Dans le centre de communications d’urgence, une grande partie du travail quotidien consiste à envoyer les volontaires vers les sites d’incendies de logements qui éclatent dans les cinq arrondissements de la ville, où vivent plus de 8,4 millions de personnes. En 2014, 26 531 incendies de bâtiments (y compris résidentiels) ont été recensés dans l’ensemble de la ville par le service du feu. En cas d’incendie dans un immeuble d’habitation , mais aussi pour les incendies de très grande ampleur touchant des locaux commerciaux, les secouristes de la Croix-Rouge sont dépêchés sur le site. Ici, un membre de la Croix-Rouge utilise une tablette et «Google Maps» pour localiser un logement endommagé. Si nécessaire, le secouriste peut aussi prendre une photographie et l’envoyer au siège. Comme l’explique l’un d’entre eux, «nous n’avons pas que des bottes sur le terrain, mais aussi des yeux, parce que nous pouvons leur montrer [aux collègues du siège] ce que nous voyons.»
Photo : ©
Marko Kokic/CICR

Ivan Callazo et Nadé Coulibaly, secouristes de la Croix-Rouge américaine, rassemblent des informations pour aider à quantifier les besoins d’une famille qui vient de subir un incendie à son domicile de Queens, l’un des cinq arrondissements de New York. Les volontaires utilisent des iPad fournis par la Croix-Rouge ainsi que leurs smartphones personnels pour saisir les données sur les dégâts et les besoins du ménage. Les iPad sont connectés à Internet par une carte SIM, de manière à pouvoir immédiatement télécharger les informations dans un logiciel de gestion des cas en ligne appelé CAS. Les employés chargés du cas peuvent ensuite accéder à ces informations lorsque la personne concernée se rend au siège de la section. Ce soir-là, la famille a aussi reçu des couvertures, une trousse de nettoyage, trois cartes de métro, de la nourriture pour quatre personnes et un bon pour deux nuits dans un hôtel du quartier.
Photo : ©Marko Kokic/CICR

Les secouristes peuvent aussi utiliser l’iPad pour charger de l’argent sur une carte de crédit de la Croix-Rouge américaine. Cette carte est offerte aux habitants qui pourraient en avoir besoin pour acheter de la nourriture, des vêtements ou d’autres articles d’urgence.
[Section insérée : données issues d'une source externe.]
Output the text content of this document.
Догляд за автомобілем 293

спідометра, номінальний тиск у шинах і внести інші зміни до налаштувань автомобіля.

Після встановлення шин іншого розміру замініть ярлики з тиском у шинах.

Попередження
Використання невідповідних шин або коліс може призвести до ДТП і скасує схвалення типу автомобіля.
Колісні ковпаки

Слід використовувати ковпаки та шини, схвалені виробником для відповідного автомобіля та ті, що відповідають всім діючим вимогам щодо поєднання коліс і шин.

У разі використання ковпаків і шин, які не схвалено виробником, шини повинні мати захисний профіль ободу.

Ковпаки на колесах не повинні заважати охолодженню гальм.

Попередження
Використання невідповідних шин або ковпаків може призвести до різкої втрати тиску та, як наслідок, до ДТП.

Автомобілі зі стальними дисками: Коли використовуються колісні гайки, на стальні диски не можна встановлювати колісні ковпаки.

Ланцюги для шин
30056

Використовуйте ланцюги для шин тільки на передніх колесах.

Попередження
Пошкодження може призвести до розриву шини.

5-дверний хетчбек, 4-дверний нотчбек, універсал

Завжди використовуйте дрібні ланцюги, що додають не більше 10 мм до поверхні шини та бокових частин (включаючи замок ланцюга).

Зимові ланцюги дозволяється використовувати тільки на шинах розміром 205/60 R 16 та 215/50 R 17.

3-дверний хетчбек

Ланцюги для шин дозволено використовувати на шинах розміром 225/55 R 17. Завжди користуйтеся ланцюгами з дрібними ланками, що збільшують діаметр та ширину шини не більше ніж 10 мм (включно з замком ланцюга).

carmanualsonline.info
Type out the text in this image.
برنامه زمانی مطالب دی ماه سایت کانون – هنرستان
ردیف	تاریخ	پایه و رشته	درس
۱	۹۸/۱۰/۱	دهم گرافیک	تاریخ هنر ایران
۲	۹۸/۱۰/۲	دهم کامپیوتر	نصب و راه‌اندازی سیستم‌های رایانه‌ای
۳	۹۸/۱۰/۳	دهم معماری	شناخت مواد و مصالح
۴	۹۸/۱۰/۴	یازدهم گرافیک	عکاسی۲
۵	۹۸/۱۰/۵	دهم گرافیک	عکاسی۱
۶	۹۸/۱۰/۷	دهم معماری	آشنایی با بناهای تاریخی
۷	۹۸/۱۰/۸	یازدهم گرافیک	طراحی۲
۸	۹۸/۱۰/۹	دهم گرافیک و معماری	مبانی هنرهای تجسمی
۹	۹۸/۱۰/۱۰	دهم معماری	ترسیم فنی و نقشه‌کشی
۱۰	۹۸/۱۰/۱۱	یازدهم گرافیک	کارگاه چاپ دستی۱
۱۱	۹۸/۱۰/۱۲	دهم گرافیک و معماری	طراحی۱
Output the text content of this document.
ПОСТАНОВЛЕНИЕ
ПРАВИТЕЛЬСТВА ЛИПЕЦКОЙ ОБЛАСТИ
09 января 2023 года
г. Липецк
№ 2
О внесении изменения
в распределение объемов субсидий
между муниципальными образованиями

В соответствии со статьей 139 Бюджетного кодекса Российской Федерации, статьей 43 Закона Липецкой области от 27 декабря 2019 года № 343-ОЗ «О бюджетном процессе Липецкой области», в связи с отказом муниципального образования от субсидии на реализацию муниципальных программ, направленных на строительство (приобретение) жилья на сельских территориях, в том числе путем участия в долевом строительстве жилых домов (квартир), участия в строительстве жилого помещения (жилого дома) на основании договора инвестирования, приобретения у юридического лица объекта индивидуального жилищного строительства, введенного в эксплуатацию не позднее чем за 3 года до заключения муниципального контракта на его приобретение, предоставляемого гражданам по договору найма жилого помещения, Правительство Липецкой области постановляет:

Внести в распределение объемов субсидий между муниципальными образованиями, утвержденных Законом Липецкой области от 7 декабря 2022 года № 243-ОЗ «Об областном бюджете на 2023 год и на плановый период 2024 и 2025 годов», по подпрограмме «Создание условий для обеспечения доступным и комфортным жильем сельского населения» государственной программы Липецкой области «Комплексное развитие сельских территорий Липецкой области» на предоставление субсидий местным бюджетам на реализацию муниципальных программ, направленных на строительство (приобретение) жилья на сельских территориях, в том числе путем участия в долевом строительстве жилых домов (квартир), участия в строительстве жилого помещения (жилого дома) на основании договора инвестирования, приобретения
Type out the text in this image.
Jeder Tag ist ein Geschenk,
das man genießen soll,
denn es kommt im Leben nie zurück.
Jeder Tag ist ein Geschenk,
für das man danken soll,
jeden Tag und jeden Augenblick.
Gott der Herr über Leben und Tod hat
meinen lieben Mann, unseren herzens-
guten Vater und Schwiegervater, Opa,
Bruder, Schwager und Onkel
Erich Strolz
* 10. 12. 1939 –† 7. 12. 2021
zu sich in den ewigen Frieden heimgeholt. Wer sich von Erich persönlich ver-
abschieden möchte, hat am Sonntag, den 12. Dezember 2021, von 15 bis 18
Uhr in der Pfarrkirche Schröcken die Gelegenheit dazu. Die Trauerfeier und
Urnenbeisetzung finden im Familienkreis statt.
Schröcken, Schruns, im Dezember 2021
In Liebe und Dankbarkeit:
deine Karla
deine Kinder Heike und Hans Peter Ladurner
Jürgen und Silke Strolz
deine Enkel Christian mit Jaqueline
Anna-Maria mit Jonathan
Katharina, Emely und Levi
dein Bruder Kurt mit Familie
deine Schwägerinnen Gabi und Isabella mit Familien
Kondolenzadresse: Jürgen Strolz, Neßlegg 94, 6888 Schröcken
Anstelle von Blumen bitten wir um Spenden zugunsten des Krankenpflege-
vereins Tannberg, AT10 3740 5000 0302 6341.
Après un incendie à Jamaica, dans l’arrondissement de Queens, Nicole Marks, secouriste à temps partiel de la Croix-Rouge, utilise un iPad pour saisir des informations sur une famille qui s’est vu ordonner par les autorités de quitter son appartement ravagé par le feu et jugé dangereux.
Photo : ©Marko Kokic/CICR

Lorsque les autorités locales jugent qu’un logement est dangereux, les secouristes de la Croix-Rouge réservent pour les habitants concernés une chambre d’hôtel à proximité, pour plusieurs nuits si nécessaire. Sur cette image, le coordonnateur régional bénévole de la Croix-Rouge Richard Gallis parle à un couple forcé de quitter son logis par le département des pompiers pour des raisons de santé et de sécurité. Il leur explique les mesures d’assistance immédiate que la Croix-Rouge peut offrir à la famille et ce qu’ils devront faire dans les jours à venir pour recevoir une aide à plus long terme si nécessaire. Le couple est convié à rencontrer un agent au siège de la section locale de la Croix-Rouge à Manhattan, qui pourra les orienter vers d’autres services.